German Institute of Human Nutrition, Potsdam-Rehbrücke, Nuthetal, Germany.
Prog Mol Biol Transl Sci. 2012;108:383-426. doi: 10.1016/B978-0-12-398397-8.00015-0.
Personal experience, learned eating behaviors, hormones, neurotransmitters, and genetic variations affect food consumption. The decision of what to eat is modulated by taste, olfaction, and oral textural perception.
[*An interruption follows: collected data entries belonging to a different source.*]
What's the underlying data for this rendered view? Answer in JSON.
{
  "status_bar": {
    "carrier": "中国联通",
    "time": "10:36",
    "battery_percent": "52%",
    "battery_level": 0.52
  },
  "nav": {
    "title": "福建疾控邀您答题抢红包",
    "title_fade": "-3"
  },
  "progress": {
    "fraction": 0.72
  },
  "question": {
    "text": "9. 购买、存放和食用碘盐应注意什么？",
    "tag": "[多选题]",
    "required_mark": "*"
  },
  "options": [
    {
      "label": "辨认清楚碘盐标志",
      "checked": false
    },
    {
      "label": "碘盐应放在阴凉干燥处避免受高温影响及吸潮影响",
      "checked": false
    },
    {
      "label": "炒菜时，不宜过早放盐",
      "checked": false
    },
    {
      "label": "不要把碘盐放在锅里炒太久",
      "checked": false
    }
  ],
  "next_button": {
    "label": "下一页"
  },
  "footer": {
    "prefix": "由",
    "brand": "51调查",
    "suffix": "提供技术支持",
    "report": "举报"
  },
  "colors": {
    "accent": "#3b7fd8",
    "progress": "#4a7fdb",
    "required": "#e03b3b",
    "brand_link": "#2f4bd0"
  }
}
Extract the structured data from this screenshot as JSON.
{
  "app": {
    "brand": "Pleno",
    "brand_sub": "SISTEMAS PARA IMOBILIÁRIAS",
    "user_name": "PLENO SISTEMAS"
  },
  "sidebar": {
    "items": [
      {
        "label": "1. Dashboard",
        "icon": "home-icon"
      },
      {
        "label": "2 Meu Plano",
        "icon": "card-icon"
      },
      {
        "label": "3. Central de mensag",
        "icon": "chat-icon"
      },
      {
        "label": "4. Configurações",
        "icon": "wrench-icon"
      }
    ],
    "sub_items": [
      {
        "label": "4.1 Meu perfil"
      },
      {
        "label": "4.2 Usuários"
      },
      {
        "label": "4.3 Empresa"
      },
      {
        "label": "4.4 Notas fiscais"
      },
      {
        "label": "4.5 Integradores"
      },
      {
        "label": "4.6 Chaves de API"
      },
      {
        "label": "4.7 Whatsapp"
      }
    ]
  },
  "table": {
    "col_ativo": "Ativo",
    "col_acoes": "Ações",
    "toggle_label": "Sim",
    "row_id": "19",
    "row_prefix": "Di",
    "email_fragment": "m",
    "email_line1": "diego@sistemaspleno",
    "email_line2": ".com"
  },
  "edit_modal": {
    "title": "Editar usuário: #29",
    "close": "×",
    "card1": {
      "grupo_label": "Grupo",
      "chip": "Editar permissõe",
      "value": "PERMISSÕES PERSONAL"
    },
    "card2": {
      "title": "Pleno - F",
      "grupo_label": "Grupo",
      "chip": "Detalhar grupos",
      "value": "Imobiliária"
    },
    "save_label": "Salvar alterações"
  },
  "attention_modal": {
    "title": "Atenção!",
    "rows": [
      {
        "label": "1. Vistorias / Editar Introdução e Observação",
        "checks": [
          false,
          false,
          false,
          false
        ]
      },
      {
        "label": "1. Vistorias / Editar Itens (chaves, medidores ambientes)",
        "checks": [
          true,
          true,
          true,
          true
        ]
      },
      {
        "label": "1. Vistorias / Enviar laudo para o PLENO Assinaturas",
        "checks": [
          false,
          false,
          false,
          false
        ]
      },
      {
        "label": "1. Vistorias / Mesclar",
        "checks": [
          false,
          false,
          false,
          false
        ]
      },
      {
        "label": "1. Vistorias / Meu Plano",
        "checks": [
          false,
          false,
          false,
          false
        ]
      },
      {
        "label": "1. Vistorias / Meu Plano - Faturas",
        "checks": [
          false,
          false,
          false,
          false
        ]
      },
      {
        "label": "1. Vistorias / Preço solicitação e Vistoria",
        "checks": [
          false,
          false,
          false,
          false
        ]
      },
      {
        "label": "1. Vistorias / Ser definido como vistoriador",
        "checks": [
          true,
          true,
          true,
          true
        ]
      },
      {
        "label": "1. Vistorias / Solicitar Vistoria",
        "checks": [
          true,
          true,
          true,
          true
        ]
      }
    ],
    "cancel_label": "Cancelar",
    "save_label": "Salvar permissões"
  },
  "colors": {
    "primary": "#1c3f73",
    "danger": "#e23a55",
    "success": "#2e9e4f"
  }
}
Taste, in particular, has an important input into food preference, permitting individuals to differentiate nutritive and harmful substances and to select nutrients. To be perceived as taste, gustatory stimuli have to contact specialized receptors and channels expressed in taste buds in the oral cavity. Gustatory information is then conveyed via afferent nerves to the central nervous system, which processes the gustatory information at different levels, resulting in stimulus recognition, integration with metabolic needs, and control of ingestive reflexes. This review discusses physiological factors influencing the decision of what to eat, spanning the bow from the recognition of the nutritive value of food in the oral cavity, over the feedback received after ingestion, to processing of gustatory information to the central nervous system.
个人经验、习得的饮食习惯、激素、神经递质和遗传变异都会影响食物的摄入。对吃什么的决定受到味觉、嗅觉和口腔质地感知的调节。特别是味觉,它对食物偏好有重要的影响,使个体能够区分营养物质和有害物质,并选择营养物质。要被感知为味觉,味觉刺激物必须与口腔味蕾中表达的专门受体和通道接触。然后,味觉信息通过传入神经传递到中枢神经系统,中枢神经系统在不同水平上处理味觉信息,从而识别刺激物,将其与代谢需求整合,并控制摄食反射。这篇综述讨论了影响饮食决策的生理因素,涵盖了从口腔识别食物营养价值,到摄入后反馈,再到味觉信息在中枢神经系统的处理。